Today the FIDO Alliance announced that Google, Apple, and Microsoft are committed to expanding support for device biometrics authentication across their platforms. This is exciting news for anyone who is invested in moving away from password-based authentication.
The main focus of the announcement is around cross-device biometric authentication. The core protocol behind device biometric authentication is called WebAuthn and it is designed with a single device in mind. The authentication materials for a website (a private key in this case) are stored securely on a device and your face, fingerprint, or other biometric is used to unlock the device to access that private key and sign a request from the website you are trying to log into. Fundamentally, that means that if you login to a website on your phone, the authentication materials for that website will not be available on your laptop. This is completely different than password-based login schemes, where a password is easily transferrable between different devices.

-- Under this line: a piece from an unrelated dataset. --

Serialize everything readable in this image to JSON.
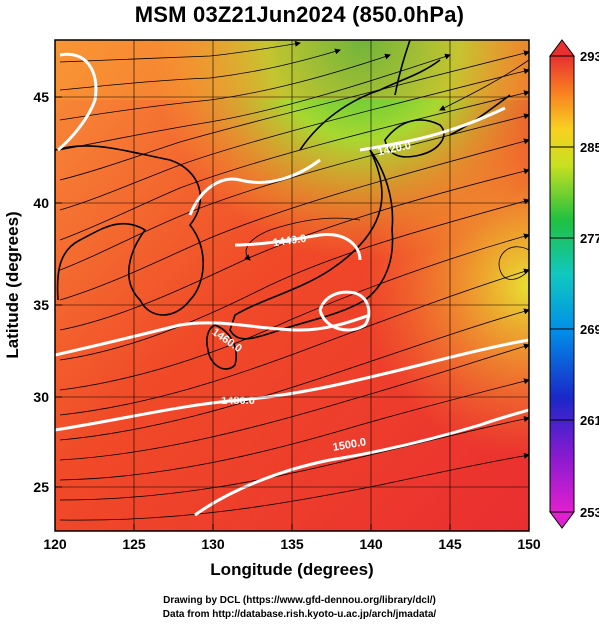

Passage handles all of the cross-device orchestration to ensure that users can log in on any device at any time. This announcement is exciting to us because we are constantly looking for new, innovative ways to improve the user experience for cross-device login. The announcements states that the changes will “enable users to use FIDO authentication on their mobile device to sign in to an app or website on a nearby device, regardless of the OS platform or browser they are running.” They will also support accessing credentials on new devices at the device or browser level. When these companies add these capabilities, Passage will be able to greatly reduce the number of out-of-band, slow logins that happen. Fewer magic links means a better user experience!
We are excited to see the major browsers and device manufacturers pushing the innovation in passwordless authentication. At Passage, we continue to view device biometrics as the future of authentication and are committed to making it a great developer and user experience.